We count five different systems of representation, coexisting and overlapping here – 1. perspectival representation for the architectural forms, 2. movement of the people, 3. nature, 4. the overarching horizon building the stage for this Simultanbild, and 5. the little cartouches describing the scenes in writing.

After queuing in the burning sun in front of the Heiseikan building, we entered the special Shōsōin exhibition, the treasures preserved through the imperial family. Because of the incoronation of the new emperor the show has two parts, and stunning objects, a once-in-a-lifetime encounter with objects usually stored in 206 chests in Nara. The open lock greeted us at the entrance, followed by breath-taking objects, such as a five-string lute, the dragon-headed ewer, red and blue painted ivory pieces, folding screens with calligraphy formed by pheasant feathers sewn to the panels, incense burners and incense with pieces only taken off every now or then as an extraordinary imperial honor.

But the true highlight was a series of eye-opening revelations by Kris Kersey, illuminating Japan’s history in the Honkan building on the Tokyo National Museum Campus with a focus on the Nara-period to the collapsing of the Heian regime. Listening to him, one wants to be able to understand immediately each layer he unfolds mentally in front of our inner eyes, gliding over paper with embedded vines and phoenixes made with mica-powder pattern, and be able to read every word of those poems, using the paper format like a stage with the golden cut, arranging thoughts and letters, with their bodies and gestures dancing over the sheet’s surfaces, drawn by the quill gliding over the structured paper made in the 7th century. Gold and silver sprinkles, script systems, existing parallel next to each other until the 19th century.
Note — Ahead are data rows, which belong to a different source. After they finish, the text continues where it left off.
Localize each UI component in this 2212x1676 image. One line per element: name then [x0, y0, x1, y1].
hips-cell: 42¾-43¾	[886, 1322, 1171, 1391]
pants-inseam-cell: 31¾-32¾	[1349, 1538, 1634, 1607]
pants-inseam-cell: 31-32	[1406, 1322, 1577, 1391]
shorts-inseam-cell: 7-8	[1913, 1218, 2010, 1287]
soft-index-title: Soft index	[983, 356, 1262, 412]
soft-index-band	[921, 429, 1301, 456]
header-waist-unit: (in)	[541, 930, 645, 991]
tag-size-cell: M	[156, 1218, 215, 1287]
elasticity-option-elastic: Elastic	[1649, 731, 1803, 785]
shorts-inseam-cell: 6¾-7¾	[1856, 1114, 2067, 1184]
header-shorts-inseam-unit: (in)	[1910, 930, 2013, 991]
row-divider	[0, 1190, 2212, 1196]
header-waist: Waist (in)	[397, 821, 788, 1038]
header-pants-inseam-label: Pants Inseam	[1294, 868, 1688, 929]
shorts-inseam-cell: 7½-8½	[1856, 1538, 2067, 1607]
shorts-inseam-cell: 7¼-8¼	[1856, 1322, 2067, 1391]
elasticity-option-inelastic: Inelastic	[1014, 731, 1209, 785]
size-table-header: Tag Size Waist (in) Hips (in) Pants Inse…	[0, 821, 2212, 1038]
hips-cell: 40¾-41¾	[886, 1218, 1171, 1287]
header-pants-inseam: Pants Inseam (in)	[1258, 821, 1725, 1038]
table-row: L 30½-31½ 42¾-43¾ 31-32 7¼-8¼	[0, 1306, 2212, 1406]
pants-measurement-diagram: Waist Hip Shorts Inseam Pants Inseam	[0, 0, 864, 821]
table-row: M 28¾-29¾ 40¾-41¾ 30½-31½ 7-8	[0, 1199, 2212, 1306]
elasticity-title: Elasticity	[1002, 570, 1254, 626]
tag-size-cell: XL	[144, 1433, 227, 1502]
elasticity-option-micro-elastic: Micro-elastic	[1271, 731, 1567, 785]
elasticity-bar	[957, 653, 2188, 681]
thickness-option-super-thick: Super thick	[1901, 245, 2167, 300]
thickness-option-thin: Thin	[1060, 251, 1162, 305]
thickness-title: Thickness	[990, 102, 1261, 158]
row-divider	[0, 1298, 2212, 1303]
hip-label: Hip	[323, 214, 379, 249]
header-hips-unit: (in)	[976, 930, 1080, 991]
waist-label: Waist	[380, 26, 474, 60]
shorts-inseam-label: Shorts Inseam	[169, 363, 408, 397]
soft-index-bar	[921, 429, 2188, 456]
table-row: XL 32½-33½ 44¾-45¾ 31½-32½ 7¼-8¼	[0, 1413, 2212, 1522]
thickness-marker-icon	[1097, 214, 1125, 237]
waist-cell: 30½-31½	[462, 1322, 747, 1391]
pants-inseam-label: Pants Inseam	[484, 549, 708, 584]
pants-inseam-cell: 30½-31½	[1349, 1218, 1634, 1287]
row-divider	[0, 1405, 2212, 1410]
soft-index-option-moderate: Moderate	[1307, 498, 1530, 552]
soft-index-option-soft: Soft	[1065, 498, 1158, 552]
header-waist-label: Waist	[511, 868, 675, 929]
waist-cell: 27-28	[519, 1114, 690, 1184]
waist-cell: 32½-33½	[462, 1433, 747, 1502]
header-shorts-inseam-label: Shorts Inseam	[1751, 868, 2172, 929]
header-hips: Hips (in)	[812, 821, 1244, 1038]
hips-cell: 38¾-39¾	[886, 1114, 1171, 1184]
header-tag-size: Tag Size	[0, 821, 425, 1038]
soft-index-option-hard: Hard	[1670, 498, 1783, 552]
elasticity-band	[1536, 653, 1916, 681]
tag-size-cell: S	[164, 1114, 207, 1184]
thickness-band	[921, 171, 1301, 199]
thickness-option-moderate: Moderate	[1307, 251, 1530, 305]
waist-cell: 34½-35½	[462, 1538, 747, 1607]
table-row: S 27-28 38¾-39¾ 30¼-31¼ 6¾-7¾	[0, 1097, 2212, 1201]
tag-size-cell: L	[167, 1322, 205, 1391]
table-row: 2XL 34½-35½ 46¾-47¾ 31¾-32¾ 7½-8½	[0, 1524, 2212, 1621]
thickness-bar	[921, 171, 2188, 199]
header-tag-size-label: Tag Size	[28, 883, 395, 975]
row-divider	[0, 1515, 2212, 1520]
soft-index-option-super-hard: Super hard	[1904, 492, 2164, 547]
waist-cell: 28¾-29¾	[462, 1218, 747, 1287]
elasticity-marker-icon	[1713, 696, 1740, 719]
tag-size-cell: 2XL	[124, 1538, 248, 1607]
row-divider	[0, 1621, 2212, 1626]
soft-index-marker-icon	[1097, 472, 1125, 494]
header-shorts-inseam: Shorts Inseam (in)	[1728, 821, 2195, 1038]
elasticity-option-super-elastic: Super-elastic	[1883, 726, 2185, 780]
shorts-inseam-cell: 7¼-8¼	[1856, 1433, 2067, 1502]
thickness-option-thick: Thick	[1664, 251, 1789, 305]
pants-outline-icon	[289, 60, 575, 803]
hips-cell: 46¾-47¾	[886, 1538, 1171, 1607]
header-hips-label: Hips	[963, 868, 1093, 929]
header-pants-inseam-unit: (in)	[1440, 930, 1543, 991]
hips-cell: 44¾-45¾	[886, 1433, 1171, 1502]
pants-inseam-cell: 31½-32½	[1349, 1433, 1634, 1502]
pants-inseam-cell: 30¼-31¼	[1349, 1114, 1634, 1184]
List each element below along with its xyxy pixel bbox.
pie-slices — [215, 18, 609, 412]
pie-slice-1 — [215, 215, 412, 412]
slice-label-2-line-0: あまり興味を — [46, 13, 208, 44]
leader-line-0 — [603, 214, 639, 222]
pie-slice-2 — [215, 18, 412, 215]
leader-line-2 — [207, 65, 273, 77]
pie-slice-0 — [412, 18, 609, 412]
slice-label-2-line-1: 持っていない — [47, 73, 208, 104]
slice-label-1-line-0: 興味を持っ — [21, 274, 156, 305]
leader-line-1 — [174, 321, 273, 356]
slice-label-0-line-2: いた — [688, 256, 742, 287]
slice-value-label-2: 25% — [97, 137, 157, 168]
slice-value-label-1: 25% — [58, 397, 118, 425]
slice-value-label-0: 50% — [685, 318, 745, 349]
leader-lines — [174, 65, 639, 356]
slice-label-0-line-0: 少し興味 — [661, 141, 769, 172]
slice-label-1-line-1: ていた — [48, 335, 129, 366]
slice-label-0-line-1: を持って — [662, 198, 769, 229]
Afterwards we strolled along more profane objects, the shell-matching game with a box decorated with the Genji-tales, admiring the shadows in perspective in the golden era of multiple color-plate printing from the late Edo-period, and concluding with thoughts how one could re-write the history of netsuke, from a hobby-horsian view (Gombrich), or like Camille, as reminiscence of an other-wise unrecorded yet relevant past of the profane everyday world.